TNF-α, IL-6 and IL-1β appear to amplify inflammation in COPD, in part through the activation of the transcription factor, NF-kB and MAPK, thereby leading to the increased expression of multiple inflammatory genes [50]. Previous studies have demonstrated that NF-κB and MAPK are activated in bronchial biopsies and inflammatory cells of COPD individuals [51]. In addition, CS induces inflammatory cell infiltration through enhancement of NF-κB and MAPK phosphorylation [51]. Therefore, we further tested whether NF-κB and MAPK played regulatory roles in the protective effects of PJH. Consistent with these previous results, we found that CS/LPS exposure caused activation of NF-κB and ERK1/2 in lung tissue. Notably, PJH treatment evoked a significant decrease in phosphorylation of NF-κB and ERK1/2 in this mouse model of COPD, indicating that the protective effects of PJH on airway inflammatory responses induced by CS/LPS are likely closely associated with downregulation of NF-κB and ERK1/2 phosphorylation.

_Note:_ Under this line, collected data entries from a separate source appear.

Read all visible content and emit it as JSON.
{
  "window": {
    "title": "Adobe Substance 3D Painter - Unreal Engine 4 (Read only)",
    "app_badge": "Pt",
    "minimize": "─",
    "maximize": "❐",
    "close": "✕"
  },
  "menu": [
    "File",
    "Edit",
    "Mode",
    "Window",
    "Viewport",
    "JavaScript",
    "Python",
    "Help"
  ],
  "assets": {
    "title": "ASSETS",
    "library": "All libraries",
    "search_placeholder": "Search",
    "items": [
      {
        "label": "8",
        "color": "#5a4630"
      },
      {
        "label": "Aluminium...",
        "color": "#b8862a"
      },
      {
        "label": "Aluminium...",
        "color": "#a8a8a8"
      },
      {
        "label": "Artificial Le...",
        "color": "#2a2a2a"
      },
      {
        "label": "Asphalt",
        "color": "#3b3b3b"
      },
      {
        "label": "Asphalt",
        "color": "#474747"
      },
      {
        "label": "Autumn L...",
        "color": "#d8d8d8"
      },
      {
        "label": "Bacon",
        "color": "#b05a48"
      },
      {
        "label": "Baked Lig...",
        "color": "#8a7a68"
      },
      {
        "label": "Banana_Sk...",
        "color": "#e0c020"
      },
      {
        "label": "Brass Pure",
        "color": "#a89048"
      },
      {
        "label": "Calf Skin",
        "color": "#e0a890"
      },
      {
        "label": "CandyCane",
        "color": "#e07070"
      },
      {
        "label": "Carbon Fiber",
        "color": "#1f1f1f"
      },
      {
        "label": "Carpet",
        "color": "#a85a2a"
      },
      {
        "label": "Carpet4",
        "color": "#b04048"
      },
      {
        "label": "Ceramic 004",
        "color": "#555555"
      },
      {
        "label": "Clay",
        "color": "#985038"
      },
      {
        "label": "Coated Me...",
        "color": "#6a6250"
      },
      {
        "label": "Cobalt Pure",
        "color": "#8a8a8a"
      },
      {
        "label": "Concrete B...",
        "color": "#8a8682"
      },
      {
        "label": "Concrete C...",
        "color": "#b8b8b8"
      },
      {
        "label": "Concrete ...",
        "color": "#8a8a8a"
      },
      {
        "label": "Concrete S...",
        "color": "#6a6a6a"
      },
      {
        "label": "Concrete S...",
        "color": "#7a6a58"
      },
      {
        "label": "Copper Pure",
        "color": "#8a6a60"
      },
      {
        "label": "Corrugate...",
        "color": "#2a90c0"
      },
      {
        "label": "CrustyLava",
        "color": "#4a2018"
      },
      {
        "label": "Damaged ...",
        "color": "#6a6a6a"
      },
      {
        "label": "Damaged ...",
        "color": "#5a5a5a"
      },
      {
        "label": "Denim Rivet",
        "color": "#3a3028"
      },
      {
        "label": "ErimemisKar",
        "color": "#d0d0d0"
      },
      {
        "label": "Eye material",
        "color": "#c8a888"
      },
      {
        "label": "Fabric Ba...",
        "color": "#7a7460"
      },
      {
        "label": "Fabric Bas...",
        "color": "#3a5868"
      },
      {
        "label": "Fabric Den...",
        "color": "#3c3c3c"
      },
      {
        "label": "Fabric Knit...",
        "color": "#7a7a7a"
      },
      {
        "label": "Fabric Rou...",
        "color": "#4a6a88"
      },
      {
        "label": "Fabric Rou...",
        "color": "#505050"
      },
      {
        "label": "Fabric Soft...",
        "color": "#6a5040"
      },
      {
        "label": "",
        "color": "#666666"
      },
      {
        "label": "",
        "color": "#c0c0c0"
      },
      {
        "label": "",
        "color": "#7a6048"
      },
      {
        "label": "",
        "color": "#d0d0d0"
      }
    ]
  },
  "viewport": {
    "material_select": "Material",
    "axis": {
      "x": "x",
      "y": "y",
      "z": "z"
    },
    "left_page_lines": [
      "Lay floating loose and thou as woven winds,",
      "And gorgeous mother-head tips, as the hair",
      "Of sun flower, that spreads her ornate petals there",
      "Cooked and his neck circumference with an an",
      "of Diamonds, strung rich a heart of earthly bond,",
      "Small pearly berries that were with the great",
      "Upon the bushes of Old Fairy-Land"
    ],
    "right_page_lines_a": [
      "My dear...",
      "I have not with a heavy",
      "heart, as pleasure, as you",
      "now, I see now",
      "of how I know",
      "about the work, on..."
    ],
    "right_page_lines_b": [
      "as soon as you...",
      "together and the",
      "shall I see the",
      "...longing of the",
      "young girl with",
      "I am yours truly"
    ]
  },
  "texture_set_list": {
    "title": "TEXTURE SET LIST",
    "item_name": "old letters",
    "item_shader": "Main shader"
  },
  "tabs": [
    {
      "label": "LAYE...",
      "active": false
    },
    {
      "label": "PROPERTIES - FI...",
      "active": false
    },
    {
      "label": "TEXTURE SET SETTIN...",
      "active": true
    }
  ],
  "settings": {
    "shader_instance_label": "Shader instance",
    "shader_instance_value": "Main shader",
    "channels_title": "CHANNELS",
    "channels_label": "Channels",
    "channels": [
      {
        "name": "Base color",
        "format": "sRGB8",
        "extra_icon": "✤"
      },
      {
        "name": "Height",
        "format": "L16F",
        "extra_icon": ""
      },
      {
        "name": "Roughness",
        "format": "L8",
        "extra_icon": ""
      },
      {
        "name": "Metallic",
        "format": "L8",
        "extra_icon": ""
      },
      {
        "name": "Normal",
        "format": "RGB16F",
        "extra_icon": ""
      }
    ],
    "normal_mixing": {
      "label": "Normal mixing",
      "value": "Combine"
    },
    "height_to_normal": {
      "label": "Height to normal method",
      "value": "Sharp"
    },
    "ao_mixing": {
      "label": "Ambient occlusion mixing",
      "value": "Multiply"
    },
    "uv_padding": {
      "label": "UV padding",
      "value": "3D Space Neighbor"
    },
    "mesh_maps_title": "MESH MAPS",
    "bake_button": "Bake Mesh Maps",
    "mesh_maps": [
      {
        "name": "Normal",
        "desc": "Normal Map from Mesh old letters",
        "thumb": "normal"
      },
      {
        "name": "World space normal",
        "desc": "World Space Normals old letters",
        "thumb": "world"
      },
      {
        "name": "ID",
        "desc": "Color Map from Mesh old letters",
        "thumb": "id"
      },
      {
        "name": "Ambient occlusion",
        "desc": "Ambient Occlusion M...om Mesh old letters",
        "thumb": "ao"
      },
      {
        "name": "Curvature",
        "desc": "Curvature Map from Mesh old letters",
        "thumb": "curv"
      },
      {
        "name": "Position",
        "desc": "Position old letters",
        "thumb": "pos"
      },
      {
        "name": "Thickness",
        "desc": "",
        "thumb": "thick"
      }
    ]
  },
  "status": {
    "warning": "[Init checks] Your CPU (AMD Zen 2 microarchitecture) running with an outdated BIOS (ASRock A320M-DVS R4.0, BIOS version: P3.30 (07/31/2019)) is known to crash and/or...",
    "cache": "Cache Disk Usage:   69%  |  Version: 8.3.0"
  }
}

Small airways in COPD patients exhibit marked histological remodeling, with increased thickness of the airway wall compared with those of smokers, an increase attributable to changes in epithelial cells, increases in inflammatory cells, hyperplasia of smooth muscle tissue, and fibrosis [52]. Airway remodeling is mediated by a wound healing mechanism triggered by damage induced by CS and/or bacterial infection. The wound healing mechanism is controlled by interactions between the immune response and remodeling of extracellular matrix (ECM) by myofibroblasts in response to these stimuli [53]. The major structural changes in COPD lungs include increased interstitial ECM deposition and peri-bronchiolar fibrosis. Published experimental results suggest that the levels of several MMPs are increased in chronically inflamed lung tissues in disease states such as COPD [54]. Macrophages express numerous MMPs, and alveolar macrophages from COPD patients release large amounts of MMP-1 and MMP-9 with increased enzymatic activity compared with those of non-smokers or healthy smokers [55]. Notably, a previous report demonstrated that inhibition of MMP-9/MMP-12 considerably suppresses emphysema morphology and small airway remodeling [56]. In this study, PJH prevented the increase in MMP-7 and MMP-9 mRNA expression, suggesting the involvement of these MMPs in the protective signaling mechanism of PJH. Furthermore, alveolar macrophages generate MMPs and ROS, which disrupt the integrity of alveolar structures and lead to the production of fibrosis mediators such as TGF-β, ultimately causing airway remodeling. TGF-β1 is a key fibrosis marker that drives airway remodeling through differentiation of fibroblasts into myofibroblasts and production of ECM components such as collagen [44, 57]. In this study, PJH administration attenuated collagen accumulation in bronchioles and suppressed the elevated levels of TGF-β in mice exposed to CS/LPS. These results show that the protective effect of PJH on COPD might be associated with its protective effects on pulmonary remodeling and fibrosis.

Conclusions

The present results demonstrate that PJH treatment significantly reduces the inflammatory response and airway remodeling induced by CS/LPS exposure, and decreases phosphorylation of NF-κB and ERK1/2. Our study provides evidence that PJH exhibits therapeutic potential to prevent COPD.